Thats ok, I have an NSX on my memory card that would smoke you all!!!!

J/K  I wouldnt smoke you guys...................I love you too much.....Especially Jake--LOL

Are there really going to be Z31s in that game?

If thats true then Im going tonight to reserve my copy!


----------



## PrOxLaMuS© (Aug 11, 2002)

LoL... there's no major difference between the "280" or 280Z and the 260Z or the 240Z except diff. engine sizes and carburated vs. fuel injection and bumpers.

Other than that.. there is NO major difference, I don't understand how peopel are taking sides on the 240Z or the 280Z when they are the same except a .4 L increase and EFI.
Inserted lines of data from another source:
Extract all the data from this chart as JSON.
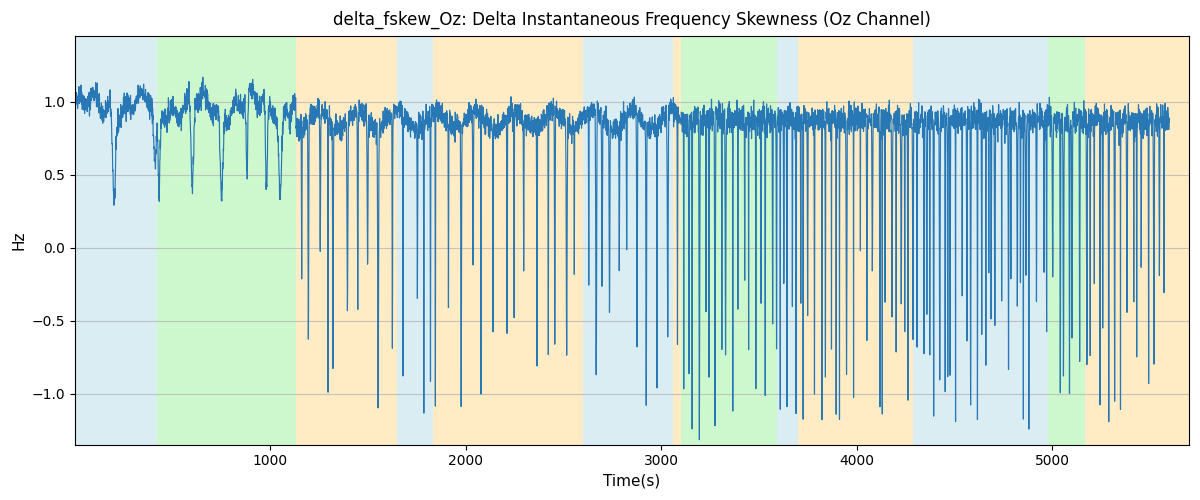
{
  "title": "delta_fskew_Oz: Delta Instantaneous Frequency Skewness (Oz Channel)",
  "xlabel": "Time(s)",
  "ylabel": "Hz",
  "xlim": [
    0,
    5700
  ],
  "ylim": [
    -1.35,
    1.45
  ],
  "line_color": "#2878b5",
  "line_width": 0.85,
  "bg_regions": [
    {
      "xstart": 0,
      "xend": 420,
      "color": "#add8e6",
      "alpha": 0.45
    },
    {
      "xstart": 420,
      "xend": 1130,
      "color": "#90ee90",
      "alpha": 0.45
    },
    {
      "xstart": 1130,
      "xend": 1650,
      "color": "#ffd580",
      "alpha": 0.45
    },
    {
      "xstart": 1650,
      "xend": 1830,
      "color": "#add8e6",
      "alpha": 0.45
    },
    {
      "xstart": 1830,
      "xend": 2600,
      "color": "#ffd580",
      "alpha": 0.45
    },
    {
      "xstart": 2600,
      "xend": 3060,
      "color": "#add8e6",
      "alpha": 0.45
    },
    {
      "xstart": 3060,
      "xend": 3100,
      "color": "#ffd580",
      "alpha": 0.45
    },
    {
      "xstart": 3100,
      "xend": 3590,
      "color": "#90ee90",
      "alpha": 0.45
    },
    {
      "xstart": 3590,
      "xend": 3700,
      "color": "#add8e6",
      "alpha": 0.45
    },
    {
      "xstart": 3700,
      "xend": 4290,
      "color": "#ffd580",
      "alpha": 0.45
    },
    {
      "xstart": 4290,
      "xend": 4980,
      "color": "#add8e6",
      "alpha": 0.45
    },
    {
      "xstart": 4980,
      "xend": 5170,
      "color": "#90ee90",
      "alpha": 0.45
    },
    {
      "xstart": 5170,
      "xend": 5700,
      "color": "#ffd580",
      "alpha": 0.45
    }
  ],
  "grid_color": "#b0b0b0",
  "grid_alpha": 0.7,
  "grid_lw": 0.8,
  "yticks": [
    -1.0,
    -0.5,
    0.0,
    0.5,
    1.0
  ],
  "xticks": [
    1000,
    2000,
    3000,
    4000,
    5000
  ],
  "seed": 42,
  "background_color": "white"
}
Now the 280ZX on the other hand is a big, fat, heavy, slow car. But they did offer a turbo engine, but in the 280ZX, the car was still overall slower than any 240Z or 260Z or 280Z

Either way the game is going to kick ass


----------



## 1slowZ (Jul 8, 2004)

ya it is.....does anybody know when its coming out?


----------



## asleepz (Feb 24, 2004)

December 14


----------